The professional accreditation association for each of the College’s individual professional programs requires that the curriculum provide a general professional education, which enables each student to deliver entry-level clinical services. This requires the development of a broad array of basic knowledge, skills, and behaviors, appropriate to enabling self-directed learning to further professional development and deliver competent health care. The basic and applied science components of each program’s professional curriculum are designed to establish a core of knowledge necessary for clinical training. The clinical curriculum typically includes diverse experiences in ambulatory and in-patient settings. These rotations develop the ability to practice independently, without regard for any future choice of specialty. Each student is required by the faculty to pass each required course and clinical rotation in order to graduate.

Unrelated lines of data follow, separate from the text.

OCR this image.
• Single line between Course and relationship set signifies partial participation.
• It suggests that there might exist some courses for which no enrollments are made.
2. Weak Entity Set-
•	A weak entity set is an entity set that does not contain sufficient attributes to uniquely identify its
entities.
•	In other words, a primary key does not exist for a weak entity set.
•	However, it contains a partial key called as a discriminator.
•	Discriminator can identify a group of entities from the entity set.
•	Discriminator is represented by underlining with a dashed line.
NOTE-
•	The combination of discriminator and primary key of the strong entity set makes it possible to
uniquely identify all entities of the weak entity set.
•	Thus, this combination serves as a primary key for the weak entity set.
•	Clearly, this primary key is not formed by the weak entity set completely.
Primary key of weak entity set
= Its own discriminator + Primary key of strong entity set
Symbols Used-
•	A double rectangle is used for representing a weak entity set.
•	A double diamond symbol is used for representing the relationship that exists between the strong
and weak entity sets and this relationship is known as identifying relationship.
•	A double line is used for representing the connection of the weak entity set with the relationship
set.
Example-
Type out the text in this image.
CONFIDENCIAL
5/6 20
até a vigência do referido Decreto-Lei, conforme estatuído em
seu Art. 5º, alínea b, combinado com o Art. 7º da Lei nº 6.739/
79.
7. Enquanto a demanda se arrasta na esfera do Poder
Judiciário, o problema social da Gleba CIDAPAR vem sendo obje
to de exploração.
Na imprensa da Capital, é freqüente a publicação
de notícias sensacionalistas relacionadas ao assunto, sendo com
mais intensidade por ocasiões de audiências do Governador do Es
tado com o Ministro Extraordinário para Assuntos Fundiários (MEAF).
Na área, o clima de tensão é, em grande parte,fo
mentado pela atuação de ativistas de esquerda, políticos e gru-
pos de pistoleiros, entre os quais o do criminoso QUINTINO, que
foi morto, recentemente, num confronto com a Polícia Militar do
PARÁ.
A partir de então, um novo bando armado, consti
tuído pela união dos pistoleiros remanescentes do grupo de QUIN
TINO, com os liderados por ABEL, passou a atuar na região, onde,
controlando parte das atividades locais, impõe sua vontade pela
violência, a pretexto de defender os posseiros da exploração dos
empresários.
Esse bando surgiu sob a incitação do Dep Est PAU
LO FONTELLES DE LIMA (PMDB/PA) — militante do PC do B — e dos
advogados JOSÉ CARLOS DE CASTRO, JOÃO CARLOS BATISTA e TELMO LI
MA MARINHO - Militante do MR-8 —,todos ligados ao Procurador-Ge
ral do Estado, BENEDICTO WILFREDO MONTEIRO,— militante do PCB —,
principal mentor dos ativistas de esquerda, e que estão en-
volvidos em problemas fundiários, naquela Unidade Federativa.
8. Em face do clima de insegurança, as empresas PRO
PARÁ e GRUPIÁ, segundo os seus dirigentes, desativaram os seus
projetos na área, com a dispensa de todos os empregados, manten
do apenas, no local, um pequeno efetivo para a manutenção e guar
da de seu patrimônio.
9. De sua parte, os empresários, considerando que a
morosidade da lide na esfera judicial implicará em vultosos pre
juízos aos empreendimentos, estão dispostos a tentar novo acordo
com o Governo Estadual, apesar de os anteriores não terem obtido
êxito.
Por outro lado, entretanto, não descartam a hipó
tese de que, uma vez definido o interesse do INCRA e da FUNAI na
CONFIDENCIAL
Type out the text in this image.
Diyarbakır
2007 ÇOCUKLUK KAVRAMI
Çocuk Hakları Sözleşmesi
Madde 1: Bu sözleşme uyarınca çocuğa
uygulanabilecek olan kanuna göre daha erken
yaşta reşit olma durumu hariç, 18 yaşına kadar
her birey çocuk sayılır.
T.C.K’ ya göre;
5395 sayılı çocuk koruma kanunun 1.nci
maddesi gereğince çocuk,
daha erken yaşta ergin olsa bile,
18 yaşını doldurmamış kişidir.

The following technical standards specify those attributes that the faculty consider necessary for completing the professional education within the College, the enabling each graduate to subsequently enter clinical practice. These standards describe the essential functions a student must demonstrate in order to fulfill the requirements of a general professional education, and thus, are prerequisites for entrance, continuation, and graduation. The University of Kentucky College of Health Sciences will consider for admission to a selected program any applicant who demonstrates the ability to perform or to learn to perform the skills specified in this document for that program. Applicants are not required to disclose the nature of any disability (ies) to the Admissions Committee; however, any applicant with questions about these technical requirements is strongly encouraged to discuss the issue with the Assistant Dean for Student Affairs prior to the interview process. If appropriate, and upon the request of the applicant/student, reasonable accommodations may be provided.
Certain chronic and recurrent illnesses and problems that interfere with patient care or safety may be incompatible with clinical science training or clinical practice. Other illnesses may lead to a high likelihood of student absenteeism and should be carefully considered. Deficiencies in knowledge, judgment, integrity, character, or professional attitude or demeanor, which may jeopardize patient care, may be grounds for course/rotation failure and possible dismissal from the program.
Applicants must possess aptitudes, abilities, and skills in five areas:
sensory and motor coordination and function
conceptualization, integration and quantification
behavioral and social skills, abilities and aptitude.
Students must be able to meet the Technical Standards for their individual program.